Enable the greeter with this in your NixOS config:

programs.dankMaterialShell.greeter = {
  enable = true;
  compositor.name = "niri"; # or set to hyprland
  configHome = "/home/user"; # optionally copyies that users DMS settings (and wallpaper if set) to the greeters data directory as root before greeter starts
};

Usage

The dms-greeter wrapper simplifies running the greeter with any compositor:

dms-greeter --command niri
dms-greeter --command hyprland
dms-greeter --command sway
dms-greeter --command niri -C /path/to/custom-niri.kdl

Configure greetd to use it in /etc/greetd/config.toml:

[terminal]
vt = 1

[default_session]
user = "greeter"
command = "/usr/local/bin/dms-greeter --command niri"

Manual usage

To run dms in greeter mode you can also manually set environment variables:

DMS_RUN_GREETER=1 qs -p /path/to/dms

Configuration

Compositor

You can configure compositor specific settings such as outputs/displays the same as you would in niri or Hyprland.

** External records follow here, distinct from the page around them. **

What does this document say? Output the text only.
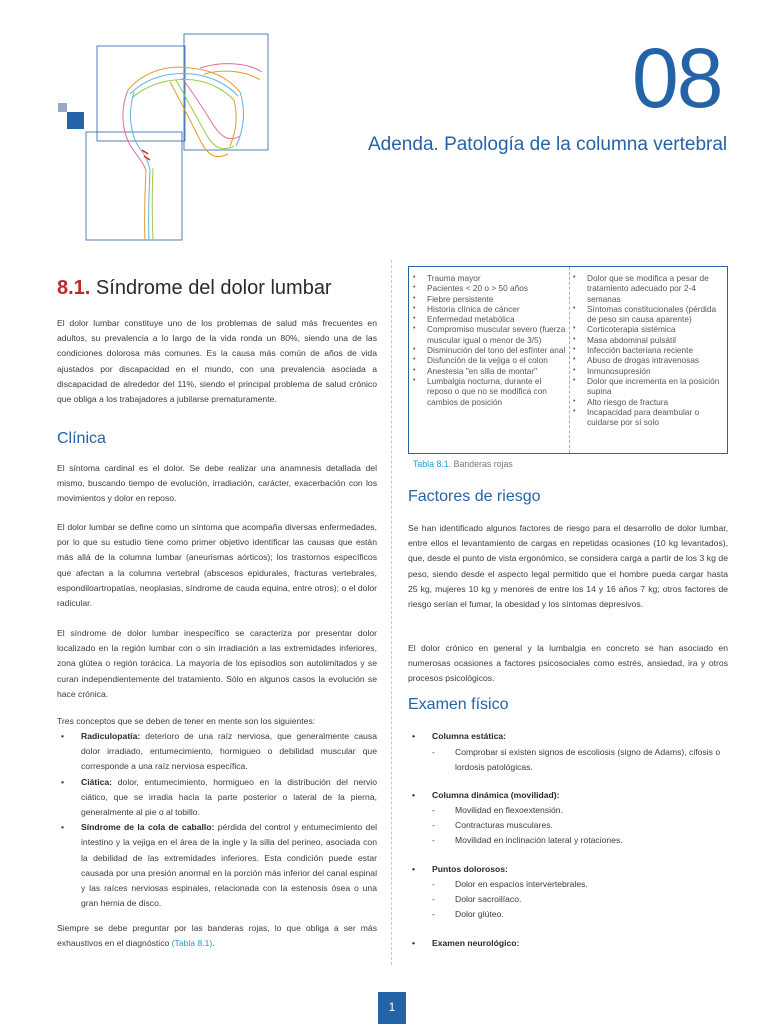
08
Adenda. Patología de la columna vertebral
8.1. Síndrome del dolor lumbar

El dolor lumbar constituye uno de los problemas de salud más frecuentes en adultos, su prevalencia a lo largo de la vida ronda un 80%, siendo una de las condiciones dolorosa más comunes. Es la causa más común de años de vida ajustados por discapacidad en el mundo, con una prevalencia asociada a discapacidad de alrededor del 11%, siendo el principal problema de salud crónico que obliga a los trabajadores a jubilarse prematuramente.

Clínica

El síntoma cardinal es el dolor. Se debe realizar una anamnesis detallada del mismo, buscando tiempo de evolución, irradiación, carácter, exacerbación con los movimientos y dolor en reposo.

El dolor lumbar se define como un síntoma que acompaña diversas enfermedades, por lo que su estudio tiene como primer objetivo identificar las causas que están más allá de la columna lumbar (aneurismas aórticos); los trastornos específicos que afectan a la columna vertebral (abscesos epidurales, fracturas vertebrales, espondiloartropatías, neoplasias, síndrome de cauda equina, entre otros); o el dolor radicular.

El síndrome de dolor lumbar inespecífico se caracteriza por presentar dolor localizado en la región lumbar con o sin irradiación a las extremidades inferiores, zona glútea o región torácica. La mayoría de los episodios son autolimitados y se curan independientemente del tratamiento. Sólo en algunos casos la evolución se hace crónica.

Tres conceptos que se deben de tener en mente son los siguientes:

• Radiculopatía: deterioro de una raíz nerviosa, que generalmente causa dolor irradiado, entumecimiento, hormigueo o debilidad muscular que corresponde a una raíz nerviosa específica.
• Ciática: dolor, entumecimiento, hormigueo en la distribución del nervio ciático, que se irradia hacia la parte posterior o lateral de la pierna, generalmente al pie o al tobillo.
• Síndrome de la cola de caballo: pérdida del control y entumecimiento del intestino y la vejiga en el área de la ingle y la silla del perineo, asociada con la debilidad de las extremidades inferiores. Esta condición puede estar causada por una presión anormal en la porción más inferior del canal espinal y las raíces nerviosas espinales, relacionada con la estenosis ósea o una gran hernia de disco.

Siempre se debe preguntar por las banderas rojas, lo que obliga a ser más exhaustivos en el diagnóstico (Tabla 8.1).

• Trauma mayor
• Pacientes < 20 o > 50 años
• Fiebre persistente
• Historia clínica de cáncer
• Enfermedad metabólica
• Compromiso muscular severo (fuerza muscular igual o menor de 3/5)
• Disminución del tono del esfínter anal
• Disfunción de la vejiga o el colon
• Anestesia "en silla de montar"
• Lumbalgia nocturna, durante el reposo o que no se modifica con cambios de posición
• Dolor que se modifica a pesar de tratamiento adecuado por 2-4 semanas
• Síntomas constitucionales (pérdida de peso sin causa aparente)
• Corticoterapia sistémica
• Masa abdominal pulsátil
• Infección bacteriana reciente
• Abuso de drogas intravenosas
• Inmunosupresión
• Dolor que incrementa en la posición supina
• Alto riesgo de fractura
• Incapacidad para deambular o cuidarse por sí solo
Tabla 8.1. Banderas rojas
Factores de riesgo

Se han identificado algunos factores de riesgo para el desarrollo de dolor lumbar, entre ellos el levantamiento de cargas en repetidas ocasiones (10 kg levantados), que, desde el punto de vista ergonómico, se considera carga a partir de los 3 kg de peso, siendo desde el aspecto legal permitido que el hombre pueda cargar hasta 25 kg, mujeres 10 kg y menores de entre los 14 y 16 años 7 kg; otros factores de riesgo serían el fumar, la obesidad y los síntomas depresivos.

El dolor crónico en general y la lumbalgia en concreto se han asociado en numerosas ocasiones a factores psicosociales como estrés, ansiedad, ira y otros procesos psicológicos.

Examen físico
• Columna estática:
- Comprobar si existen signos de escoliosis (signo de Adams), cifosis o lordosis patológicas.
• Columna dinámica (movilidad):
- Movilidad en flexoextensión.
- Contracturas musculares.
- Movilidad en inclinación lateral y rotaciones.
• Puntos dolorosos:
- Dolor en espacios intervertebrales.
- Dolor sacroilíaco.
- Dolor glúteo.
• Examen neurológico:
1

Simply edit /etc/greetd/dms-niri.kdl or /etc/greetd/dms-hypr.conf to change compositor settings for the greeter

Personalization

The greeter can be personalized with wallpapers, themes, weather, clock formats, and more - configured exactly the same as dms.

Easiest method: Run dms-greeter-sync to automatically sync your DMS theme with the greeter.

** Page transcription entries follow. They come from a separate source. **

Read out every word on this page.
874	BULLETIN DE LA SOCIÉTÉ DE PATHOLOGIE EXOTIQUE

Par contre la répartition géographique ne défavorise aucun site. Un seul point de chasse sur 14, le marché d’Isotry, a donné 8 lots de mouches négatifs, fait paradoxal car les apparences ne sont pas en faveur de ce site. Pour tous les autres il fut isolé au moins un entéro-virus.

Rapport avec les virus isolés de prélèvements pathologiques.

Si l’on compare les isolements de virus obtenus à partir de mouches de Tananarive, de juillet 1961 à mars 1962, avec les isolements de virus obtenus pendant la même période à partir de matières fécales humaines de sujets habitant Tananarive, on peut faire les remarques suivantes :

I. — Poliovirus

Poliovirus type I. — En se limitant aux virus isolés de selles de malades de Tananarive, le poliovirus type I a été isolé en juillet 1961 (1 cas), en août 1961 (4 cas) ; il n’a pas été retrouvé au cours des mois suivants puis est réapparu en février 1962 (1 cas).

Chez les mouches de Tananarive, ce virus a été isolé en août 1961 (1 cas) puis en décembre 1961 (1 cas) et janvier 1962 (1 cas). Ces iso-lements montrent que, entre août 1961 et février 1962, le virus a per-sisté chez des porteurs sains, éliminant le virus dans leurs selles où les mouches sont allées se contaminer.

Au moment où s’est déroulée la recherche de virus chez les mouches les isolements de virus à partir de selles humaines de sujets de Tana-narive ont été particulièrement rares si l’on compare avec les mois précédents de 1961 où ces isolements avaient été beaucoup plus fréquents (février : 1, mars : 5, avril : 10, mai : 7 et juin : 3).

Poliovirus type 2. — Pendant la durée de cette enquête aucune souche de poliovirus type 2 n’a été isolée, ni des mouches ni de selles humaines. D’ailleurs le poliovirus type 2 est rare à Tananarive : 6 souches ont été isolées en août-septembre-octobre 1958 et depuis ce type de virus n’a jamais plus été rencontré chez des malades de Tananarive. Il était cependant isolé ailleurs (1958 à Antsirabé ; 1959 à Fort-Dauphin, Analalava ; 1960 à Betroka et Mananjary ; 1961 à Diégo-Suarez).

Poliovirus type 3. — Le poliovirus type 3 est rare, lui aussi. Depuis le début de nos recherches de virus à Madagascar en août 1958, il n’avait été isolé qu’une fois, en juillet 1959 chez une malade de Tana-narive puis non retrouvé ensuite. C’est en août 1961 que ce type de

Manual method: You can manually synchronize configurations if you want greeter settings to always mirror your shell:

# Add yourself to the greeter group
sudo usermod -aG greeter $USER

# Set ACLs to allow greeter user to traverse your home directory
setfacl -m u:greeter:x ~ ~/.config ~/.local ~/.cache ~/.local/state

# Set group permissions on DMS directories
sudo chgrp -R greeter ~/.config/DankMaterialShell ~/.local/state/DankMaterialShell ~/.cache/quickshell
sudo chmod -R g+rX ~/.config/DankMaterialShell ~/.local/state/DankMaterialShell ~/.cache/quickshell

# Create symlinks for theme files
sudo ln -sf ~/.config/DankMaterialShell/settings.json /var/cache/dms-greeter/settings.json
sudo ln -sf ~/.local/state/DankMaterialShell/session.json /var/cache/dms-greeter/session.json
sudo ln -sf ~/.cache/DankMaterialShell/dms-colors.json /var/cache/dms-greeter/colors.json

# Logout and login for group membership to take effect

Advanced: You can override the configuration path with the DMS_GREET_CFG_DIR environment variable or the --cache-dir flag when using dms-greeter. The default is /var/cache/dms-greeter.

The cache directory should be owned by greeter:greeter with 770 permissions.